Il faisait probablement référence au fait que la présence des forces américaines dans le nord-est de la Syrie en soutien aux FDS, qui contrôlent la rive est de l’Euphrate, coupe la voie terrestre aux forces iraniennes qui voudraient transporter hommes et équipements en Syrie à travers la frontière avec l’Iraq. L’adjoint au secrétaire à la Défense pour les affaires de sécurité, Robert Karem, a reconnu lors de son témoignage devant le Congrès le 26 septembre que « certains aspects de nos opérations militaires ou de notre présence sont utiles pour contenir l’Iran » et l’empêcher, ainsi que le régime syrien, de traverser la rivière. C’était la première fois que le département à la Défense reconnaît que l’armée américaine en Syrie a d’autres missions que celle d’éradiquer Daech et de prévenir son retour.
La région à l’est de l’Euphrate est également stratégique car elle renferme l’essentiel des réserves de la Syrie en pétrole et gaz naturel, qui sont une source majeure de revenu pour le régime de Damas. Les Etats-Unis espèrent mettre à profit leur présence dans cette région doublement stratégique et leur soutien aux Kurdes syriens, qui cherchent à acquérir leur autonomie, pour peser sur le contenu du règlement de la crise syrienne et obtenir des concessions de Damas, notamment le départ des Iraniens et du Hezbollah.

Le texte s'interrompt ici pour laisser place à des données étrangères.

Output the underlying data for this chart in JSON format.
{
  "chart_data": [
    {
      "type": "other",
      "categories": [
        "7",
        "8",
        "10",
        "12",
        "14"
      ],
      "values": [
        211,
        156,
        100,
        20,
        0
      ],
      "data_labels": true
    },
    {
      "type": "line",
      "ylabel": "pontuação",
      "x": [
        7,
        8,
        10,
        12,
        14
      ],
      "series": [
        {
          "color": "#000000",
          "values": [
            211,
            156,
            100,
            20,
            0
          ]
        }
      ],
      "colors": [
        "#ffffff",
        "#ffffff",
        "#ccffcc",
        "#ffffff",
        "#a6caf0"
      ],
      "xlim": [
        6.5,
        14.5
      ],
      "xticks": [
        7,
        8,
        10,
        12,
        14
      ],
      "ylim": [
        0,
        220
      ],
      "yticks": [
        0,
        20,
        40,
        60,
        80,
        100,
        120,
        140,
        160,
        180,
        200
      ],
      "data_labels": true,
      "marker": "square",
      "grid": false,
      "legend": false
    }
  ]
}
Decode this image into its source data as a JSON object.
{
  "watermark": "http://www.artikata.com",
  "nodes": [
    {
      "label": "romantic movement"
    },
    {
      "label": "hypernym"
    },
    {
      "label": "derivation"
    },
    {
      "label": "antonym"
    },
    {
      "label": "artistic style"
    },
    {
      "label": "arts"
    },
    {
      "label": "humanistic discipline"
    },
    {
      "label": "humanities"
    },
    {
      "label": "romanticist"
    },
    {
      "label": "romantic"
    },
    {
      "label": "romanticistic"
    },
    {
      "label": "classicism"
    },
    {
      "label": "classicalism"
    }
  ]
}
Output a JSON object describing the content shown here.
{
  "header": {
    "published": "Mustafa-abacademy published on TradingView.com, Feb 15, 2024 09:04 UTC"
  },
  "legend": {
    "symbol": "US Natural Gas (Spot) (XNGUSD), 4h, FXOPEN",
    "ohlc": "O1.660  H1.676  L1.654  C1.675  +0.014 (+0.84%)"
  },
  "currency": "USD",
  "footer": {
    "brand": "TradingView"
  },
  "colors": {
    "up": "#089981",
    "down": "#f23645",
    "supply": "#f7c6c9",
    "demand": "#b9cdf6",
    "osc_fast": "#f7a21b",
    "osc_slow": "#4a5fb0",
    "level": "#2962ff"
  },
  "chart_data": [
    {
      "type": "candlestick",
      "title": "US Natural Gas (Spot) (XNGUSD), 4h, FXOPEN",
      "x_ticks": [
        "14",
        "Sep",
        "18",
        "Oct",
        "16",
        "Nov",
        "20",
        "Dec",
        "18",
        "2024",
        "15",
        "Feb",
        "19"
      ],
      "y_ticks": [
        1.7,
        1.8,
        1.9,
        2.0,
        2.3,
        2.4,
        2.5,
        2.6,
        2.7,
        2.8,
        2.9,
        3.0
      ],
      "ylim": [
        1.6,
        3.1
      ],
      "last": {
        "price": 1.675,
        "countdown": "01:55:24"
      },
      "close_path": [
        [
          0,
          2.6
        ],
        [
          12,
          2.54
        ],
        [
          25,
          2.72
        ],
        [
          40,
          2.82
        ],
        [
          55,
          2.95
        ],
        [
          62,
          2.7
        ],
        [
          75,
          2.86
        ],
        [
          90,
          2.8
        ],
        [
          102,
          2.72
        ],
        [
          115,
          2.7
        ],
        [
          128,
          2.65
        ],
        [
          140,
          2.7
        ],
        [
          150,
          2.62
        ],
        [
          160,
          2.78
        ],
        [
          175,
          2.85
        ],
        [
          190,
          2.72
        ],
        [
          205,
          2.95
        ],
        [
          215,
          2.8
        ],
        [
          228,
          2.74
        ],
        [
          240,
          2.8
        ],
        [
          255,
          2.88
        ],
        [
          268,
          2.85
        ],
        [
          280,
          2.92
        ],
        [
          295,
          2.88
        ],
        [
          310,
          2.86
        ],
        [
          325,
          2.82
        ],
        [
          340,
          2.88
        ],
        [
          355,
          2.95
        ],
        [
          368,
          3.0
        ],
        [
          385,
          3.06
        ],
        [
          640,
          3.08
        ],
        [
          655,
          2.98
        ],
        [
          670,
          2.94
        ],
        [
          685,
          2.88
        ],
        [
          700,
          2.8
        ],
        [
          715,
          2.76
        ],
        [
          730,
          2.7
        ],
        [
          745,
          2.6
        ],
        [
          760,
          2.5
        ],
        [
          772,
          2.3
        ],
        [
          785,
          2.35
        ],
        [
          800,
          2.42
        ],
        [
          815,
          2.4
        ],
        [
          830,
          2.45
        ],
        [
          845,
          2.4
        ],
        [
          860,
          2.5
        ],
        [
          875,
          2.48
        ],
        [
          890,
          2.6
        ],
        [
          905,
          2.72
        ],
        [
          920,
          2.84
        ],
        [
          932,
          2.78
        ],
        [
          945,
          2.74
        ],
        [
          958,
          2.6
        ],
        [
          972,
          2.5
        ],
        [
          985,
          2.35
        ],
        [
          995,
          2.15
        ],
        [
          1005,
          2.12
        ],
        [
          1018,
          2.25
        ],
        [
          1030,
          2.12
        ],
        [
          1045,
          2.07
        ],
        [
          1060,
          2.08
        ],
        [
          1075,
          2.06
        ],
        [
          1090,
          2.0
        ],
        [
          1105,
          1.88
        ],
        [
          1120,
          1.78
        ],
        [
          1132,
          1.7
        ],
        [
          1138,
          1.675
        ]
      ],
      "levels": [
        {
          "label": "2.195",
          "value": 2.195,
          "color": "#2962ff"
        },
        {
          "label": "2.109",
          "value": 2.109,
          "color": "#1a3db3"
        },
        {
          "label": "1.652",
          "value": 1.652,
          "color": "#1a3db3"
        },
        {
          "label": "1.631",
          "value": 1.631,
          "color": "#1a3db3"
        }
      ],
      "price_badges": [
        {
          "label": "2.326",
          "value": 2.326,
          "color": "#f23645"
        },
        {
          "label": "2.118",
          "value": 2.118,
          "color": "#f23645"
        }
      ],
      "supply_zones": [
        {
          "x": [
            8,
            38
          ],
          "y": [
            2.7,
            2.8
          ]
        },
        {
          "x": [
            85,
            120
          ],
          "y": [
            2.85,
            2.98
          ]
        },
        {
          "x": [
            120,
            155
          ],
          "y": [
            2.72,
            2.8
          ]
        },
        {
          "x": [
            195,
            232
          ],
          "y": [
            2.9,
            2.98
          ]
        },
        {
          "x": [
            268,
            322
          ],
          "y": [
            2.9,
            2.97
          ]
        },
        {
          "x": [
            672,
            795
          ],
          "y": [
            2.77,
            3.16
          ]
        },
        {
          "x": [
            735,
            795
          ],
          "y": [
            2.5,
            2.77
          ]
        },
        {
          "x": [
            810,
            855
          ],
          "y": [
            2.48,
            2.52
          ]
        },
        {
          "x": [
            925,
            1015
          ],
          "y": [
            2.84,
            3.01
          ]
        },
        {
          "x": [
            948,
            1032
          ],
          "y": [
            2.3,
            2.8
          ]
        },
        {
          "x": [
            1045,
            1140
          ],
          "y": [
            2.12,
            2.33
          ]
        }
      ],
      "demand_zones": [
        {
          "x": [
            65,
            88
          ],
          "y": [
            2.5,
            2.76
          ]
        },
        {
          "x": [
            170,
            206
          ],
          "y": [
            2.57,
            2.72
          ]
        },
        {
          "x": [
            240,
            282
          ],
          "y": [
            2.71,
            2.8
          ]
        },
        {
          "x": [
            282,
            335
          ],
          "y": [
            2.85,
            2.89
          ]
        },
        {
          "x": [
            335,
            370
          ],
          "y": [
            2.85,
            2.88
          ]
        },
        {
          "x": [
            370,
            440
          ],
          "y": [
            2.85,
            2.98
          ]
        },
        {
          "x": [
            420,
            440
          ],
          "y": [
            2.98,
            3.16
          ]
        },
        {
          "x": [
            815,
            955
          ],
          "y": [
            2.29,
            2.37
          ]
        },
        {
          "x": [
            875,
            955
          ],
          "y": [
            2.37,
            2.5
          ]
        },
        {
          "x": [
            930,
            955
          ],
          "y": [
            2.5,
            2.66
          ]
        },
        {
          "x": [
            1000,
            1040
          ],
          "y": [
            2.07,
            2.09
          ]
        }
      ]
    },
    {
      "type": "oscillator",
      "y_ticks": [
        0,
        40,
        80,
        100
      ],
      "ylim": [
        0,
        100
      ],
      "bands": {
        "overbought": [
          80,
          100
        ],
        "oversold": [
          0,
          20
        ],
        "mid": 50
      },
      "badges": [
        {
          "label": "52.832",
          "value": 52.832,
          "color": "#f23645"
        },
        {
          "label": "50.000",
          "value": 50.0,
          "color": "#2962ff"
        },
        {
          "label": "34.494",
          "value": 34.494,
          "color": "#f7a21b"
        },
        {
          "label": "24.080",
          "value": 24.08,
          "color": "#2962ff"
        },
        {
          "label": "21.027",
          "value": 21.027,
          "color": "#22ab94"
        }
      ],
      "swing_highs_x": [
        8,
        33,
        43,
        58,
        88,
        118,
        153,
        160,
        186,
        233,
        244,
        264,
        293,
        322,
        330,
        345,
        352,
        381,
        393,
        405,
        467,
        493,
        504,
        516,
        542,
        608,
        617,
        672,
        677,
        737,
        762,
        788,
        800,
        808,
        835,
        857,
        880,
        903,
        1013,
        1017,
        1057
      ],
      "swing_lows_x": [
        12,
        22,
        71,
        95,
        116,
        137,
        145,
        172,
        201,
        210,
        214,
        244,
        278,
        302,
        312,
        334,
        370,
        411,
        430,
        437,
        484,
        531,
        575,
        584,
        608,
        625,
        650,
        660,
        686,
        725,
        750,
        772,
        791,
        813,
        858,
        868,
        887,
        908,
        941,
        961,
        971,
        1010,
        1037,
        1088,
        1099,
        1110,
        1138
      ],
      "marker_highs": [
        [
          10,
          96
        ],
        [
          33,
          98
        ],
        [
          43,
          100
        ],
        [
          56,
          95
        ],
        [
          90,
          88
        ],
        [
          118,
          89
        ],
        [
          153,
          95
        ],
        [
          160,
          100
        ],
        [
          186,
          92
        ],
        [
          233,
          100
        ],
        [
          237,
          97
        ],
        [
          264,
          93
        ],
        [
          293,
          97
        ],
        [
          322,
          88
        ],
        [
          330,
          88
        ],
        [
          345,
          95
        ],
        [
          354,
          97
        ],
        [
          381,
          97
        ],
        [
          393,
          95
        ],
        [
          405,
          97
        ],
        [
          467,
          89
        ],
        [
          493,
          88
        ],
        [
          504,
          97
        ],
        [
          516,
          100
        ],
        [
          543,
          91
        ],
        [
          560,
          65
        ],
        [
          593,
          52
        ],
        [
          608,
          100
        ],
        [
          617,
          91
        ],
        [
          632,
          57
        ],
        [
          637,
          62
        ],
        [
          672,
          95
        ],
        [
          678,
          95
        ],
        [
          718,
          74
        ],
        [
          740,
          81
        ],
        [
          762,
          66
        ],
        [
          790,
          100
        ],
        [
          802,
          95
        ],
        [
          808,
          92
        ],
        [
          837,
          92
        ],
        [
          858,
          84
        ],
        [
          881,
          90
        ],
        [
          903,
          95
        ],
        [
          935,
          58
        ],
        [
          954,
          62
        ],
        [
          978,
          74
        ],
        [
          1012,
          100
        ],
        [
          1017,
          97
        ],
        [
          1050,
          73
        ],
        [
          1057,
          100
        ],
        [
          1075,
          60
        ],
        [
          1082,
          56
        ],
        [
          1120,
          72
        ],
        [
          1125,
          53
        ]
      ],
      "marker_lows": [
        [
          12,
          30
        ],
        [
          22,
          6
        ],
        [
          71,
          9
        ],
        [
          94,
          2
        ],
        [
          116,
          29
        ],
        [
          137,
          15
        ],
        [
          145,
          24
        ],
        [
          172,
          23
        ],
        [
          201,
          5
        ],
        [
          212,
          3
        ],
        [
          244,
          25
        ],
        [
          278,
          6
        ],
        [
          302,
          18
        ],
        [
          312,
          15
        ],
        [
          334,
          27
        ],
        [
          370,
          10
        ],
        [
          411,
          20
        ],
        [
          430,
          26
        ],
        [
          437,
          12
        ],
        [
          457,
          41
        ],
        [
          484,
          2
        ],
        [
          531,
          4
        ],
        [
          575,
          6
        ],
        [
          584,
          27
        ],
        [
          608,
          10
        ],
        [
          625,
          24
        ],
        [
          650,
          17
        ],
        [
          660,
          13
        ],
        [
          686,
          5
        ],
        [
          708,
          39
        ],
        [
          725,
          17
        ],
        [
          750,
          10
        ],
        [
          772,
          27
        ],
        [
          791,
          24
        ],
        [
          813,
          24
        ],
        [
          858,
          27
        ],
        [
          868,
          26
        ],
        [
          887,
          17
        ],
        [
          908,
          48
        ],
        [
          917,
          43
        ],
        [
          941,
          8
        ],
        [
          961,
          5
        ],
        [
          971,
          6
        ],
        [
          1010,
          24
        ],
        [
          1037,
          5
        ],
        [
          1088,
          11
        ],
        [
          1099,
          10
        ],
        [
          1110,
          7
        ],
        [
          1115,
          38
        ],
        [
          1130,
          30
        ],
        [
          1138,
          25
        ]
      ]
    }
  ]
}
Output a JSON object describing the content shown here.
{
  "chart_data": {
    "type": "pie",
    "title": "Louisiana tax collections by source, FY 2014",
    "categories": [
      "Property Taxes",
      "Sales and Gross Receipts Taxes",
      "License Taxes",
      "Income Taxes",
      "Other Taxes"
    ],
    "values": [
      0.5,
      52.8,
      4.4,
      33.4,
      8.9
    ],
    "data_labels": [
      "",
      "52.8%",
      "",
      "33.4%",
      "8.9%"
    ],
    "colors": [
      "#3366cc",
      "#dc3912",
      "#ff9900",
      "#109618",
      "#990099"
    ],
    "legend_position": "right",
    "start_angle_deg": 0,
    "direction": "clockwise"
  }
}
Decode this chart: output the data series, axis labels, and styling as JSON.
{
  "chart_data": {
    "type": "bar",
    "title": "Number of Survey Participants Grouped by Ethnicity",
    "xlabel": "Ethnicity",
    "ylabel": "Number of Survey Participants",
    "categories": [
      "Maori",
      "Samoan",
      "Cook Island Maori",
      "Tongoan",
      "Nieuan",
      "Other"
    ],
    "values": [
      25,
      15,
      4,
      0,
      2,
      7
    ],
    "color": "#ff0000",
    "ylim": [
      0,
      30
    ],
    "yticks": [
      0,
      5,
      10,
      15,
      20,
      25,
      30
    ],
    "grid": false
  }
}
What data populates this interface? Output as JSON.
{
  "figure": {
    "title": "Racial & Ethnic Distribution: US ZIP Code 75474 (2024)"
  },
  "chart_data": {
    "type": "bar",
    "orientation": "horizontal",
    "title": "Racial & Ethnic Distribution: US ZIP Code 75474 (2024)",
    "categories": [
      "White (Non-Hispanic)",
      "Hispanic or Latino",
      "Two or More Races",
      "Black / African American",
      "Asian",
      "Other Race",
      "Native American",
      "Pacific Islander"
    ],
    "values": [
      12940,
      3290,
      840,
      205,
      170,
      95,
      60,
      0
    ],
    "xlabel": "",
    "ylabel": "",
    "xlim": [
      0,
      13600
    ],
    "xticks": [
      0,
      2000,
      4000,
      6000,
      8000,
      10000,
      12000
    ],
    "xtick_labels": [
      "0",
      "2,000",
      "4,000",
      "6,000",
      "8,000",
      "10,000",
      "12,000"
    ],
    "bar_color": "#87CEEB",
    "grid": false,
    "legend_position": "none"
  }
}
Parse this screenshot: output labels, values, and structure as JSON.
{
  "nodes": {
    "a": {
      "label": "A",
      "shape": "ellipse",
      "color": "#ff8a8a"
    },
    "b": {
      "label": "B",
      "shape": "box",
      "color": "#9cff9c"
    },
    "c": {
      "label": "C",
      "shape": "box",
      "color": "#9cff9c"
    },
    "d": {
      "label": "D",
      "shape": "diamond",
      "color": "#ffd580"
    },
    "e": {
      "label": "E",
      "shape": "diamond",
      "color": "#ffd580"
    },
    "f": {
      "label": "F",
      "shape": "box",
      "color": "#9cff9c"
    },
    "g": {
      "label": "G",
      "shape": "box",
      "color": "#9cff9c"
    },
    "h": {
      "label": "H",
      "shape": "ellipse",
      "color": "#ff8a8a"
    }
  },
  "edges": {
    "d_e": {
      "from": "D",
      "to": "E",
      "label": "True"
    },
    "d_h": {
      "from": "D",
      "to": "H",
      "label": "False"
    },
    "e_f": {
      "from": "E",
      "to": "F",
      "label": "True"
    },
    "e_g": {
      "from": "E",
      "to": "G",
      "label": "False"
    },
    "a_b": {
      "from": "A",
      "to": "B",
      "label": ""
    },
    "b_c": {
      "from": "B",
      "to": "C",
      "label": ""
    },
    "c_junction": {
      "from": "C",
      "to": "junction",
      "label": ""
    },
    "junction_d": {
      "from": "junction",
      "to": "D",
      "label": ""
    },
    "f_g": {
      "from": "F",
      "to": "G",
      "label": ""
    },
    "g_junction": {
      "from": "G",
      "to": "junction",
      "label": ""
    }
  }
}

Vu qu’elle n’est pas autorisée par le Congrès à s’engager militairement contre Téhéran, l’Administration Trump se limiterait à faire usage de la présence militaire américaine comme un levier pour influencer la tournure que prendraient les événements dans les mois à venir, à la lumière de la victoire en vue des forces gouvernementales. Pour ce faire, elle chercherait, selon des responsables du Département d’Etat et du Pentagone, à persuader la Russie, alliée de Damas, de faire pression sur le président Bachar Al-Assad pour qu’il réduise ses rapports avec l’Iran et lui demande de retirer ses forces de la Syrie. Pour le moment, ces efforts n’ont pas donné de résultat. En août, Washington a rejeté une proposition russe de restreindre les mouvements des forces iraniennes et de leurs alliés en Syrie, en échange de la suspension de la deuxième salve de sanctions contre Téhéran, prévue à partir du 4 novembre prochain. Si les Etats-Unis insistent sur un « jeu à somme nulle » dans leur bras de fer avec l’Iran, comme ils le laissent entendre, il serait difficile de voir comment Téhéran sacrifierait les gains de sept ans d’implication dans le conflit syrien sans contrepartie.